Scores of Labour MPs have voiced significant doubts about the government’s welfare changes in a tense meeting with the work and pensions secretary.
At a private meeting in parliament attended by about 100 MPs with Liz Kendall and the disability minister, Stephen Timms, MPs said there were grave concerns in the room about the huge hit to incomes that the changes would mean. One MP said a party whip appeared to be taking notes of who was raising their concerns.
Many voiced particular concerns on how hard some disabled people would be hit if they were found newly ineligible for personal independent payments (Pips) – which can be claimed by those who are both in work and out of work. The criteria is set to be significantly tightened, saving about £5bn.
Those who are not in work who are found newly ineligible for Pips would also lose their universal credit top-up and potentially other benefits linked to disability, which would mean a huge cut to incomes.
One MP said there was only one colleague in the room who had defended the reforms without qualifications and that dozens of others had voiced concerns.
“It is highly unusual for this many people to be at a meeting like this,” one said. “They aren’t turning up to congratulate. People are there because they want to show the strength of feeling, they want to stop these cuts from happening.”
There was anger too at a lack of swift impact assessment of the cuts and ministers were pressed on a specific plan to help disabled people into work in a difficult jobs market. “No one was shouting or getting agitated but there was much more cold anger than I was expecting,” one MP said. “Let’s just say no one left in a better mood,” another said.
MPs will vote on the changes in legislation expected in May. One MP said: “They are going to see a very big rebellion if this goes ahead, particularly these changes to the Pip, which means people who can’t wash and dress themselves might not get help.”
MPs who spoke to the Guardian described the meeting as “extremely critical” and “rammed with concerned colleagues” from a large cross-section of the party, including MPs considered to be on the right of the party and newly elected MPs.
One said it was hard to tell how much would translate into a parliamentary rebellion. “No one is thinking about that yet, we are thinking about how to get this changed,” they said.
MPs also pressed Kendall on whether the government had plans to bring back schemes such as the future jobs fund, introduced by Tony Blair’s government to help long-term sick people back into work.
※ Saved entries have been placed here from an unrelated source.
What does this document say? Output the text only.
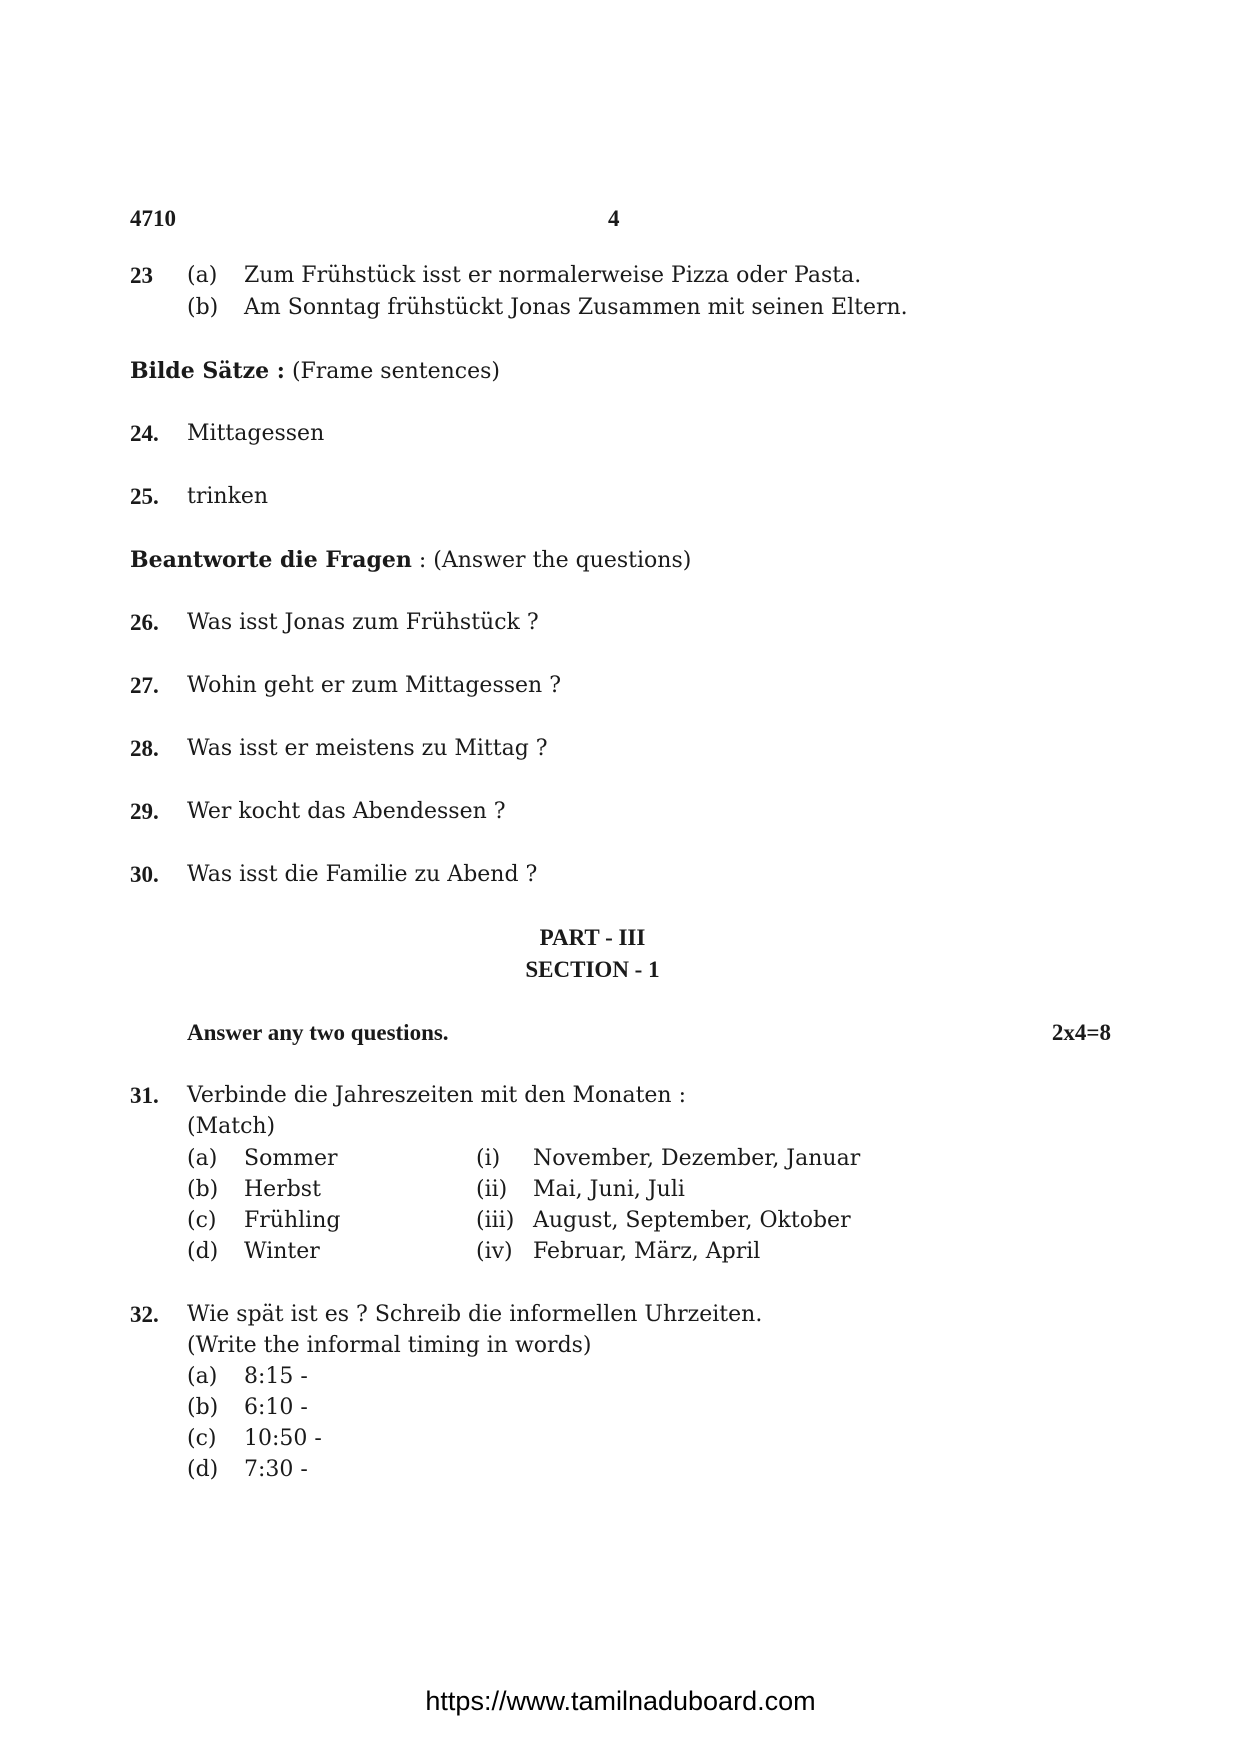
4710	4
23 (a) Zum Frühstück isst er normalerweise Pizza oder Pasta.
(b) Am Sonntag frühstückt Jonas Zusammen mit seinen Eltern.
Bilde Sätze : (Frame sentences)
24. Mittagessen
25. trinken
Beantworte die Fragen : (Answer the questions)
26. Was isst Jonas zum Frühstück ?
27. Wohin geht er zum Mittagessen ?
28. Was isst er meistens zu Mittag ?
29. Wer kocht das Abendessen ?
30. Was isst die Familie zu Abend ?
PART - III
SECTION - 1
Answer any two questions.	2x4=8
31. Verbinde die Jahreszeiten mit den Monaten :
(Match)
(a) Sommer	(i) November, Dezember, Januar
(b) Herbst	(ii) Mai, Juni, Juli
(c) Frühling	(iii) August, September, Oktober
(d) Winter	(iv) Februar, März, April
32. Wie spät ist es ? Schreib die informellen Uhrzeiten.
(Write the informal timing in words)
(a) 8:15 -
(b) 6:10 -
(c) 10:50 -
(d) 7:30 -
https://www.tamilnaduboard.com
It was scrapped by the coalition government.
Kendall has retained £1bn from the planned cuts to put into back-to-work schemes but MPs said the plans were relatively vague apart from to improve the roles of work coaches. Impact assessments will be published by the government next week, alongside the spring statement.
Charlie Mayfield, the former boss of retailer John Lewis, is undertaking a review of disability and the employment market.
MPs said there was broad support in the room for the principle of reforming sickness benefit, and the protection premium for the most vulnerable disabled people who will never be able to work.
“It is the harshness of the reform of Pip which is the key worry,” one MP said. “This will hit a lot of people who are genuinely severely disabled. Many of them will be already in work. So what are we trying to get at here?”
Under the new system, people who cannot cook a simple meal for themselves but can heat food up in a microwave would not be eligible for the payments unless they have other needs to be taken into account. Needing assistance to wash their hair or their body below the waist would also be judged as insufficient to claim the payments, which are worth up to £185 a week.
The Resolution Foundation thinktank said the plan would result in between 800,000 and 1.2 million people losing support of between £4,200 and £6,300 a year by 2029-30.
At prime minister’s questions, Keir Starmer faced criticism from the Labour MP Diane Abbott on the cuts, as well as the SDLP’s Colum Eastwood and the Conservative MP Danny Kruger.
Abbott called on the prime minister to stop calling it a “moral case” to change the welfare system. “There is nothing moral about cutting benefits for what may be up to a million people,” she said. “This is not about morality; this is about the Treasury’s wish to balance the country’s books on the backs of the most vulnerable and poorest people in this society.”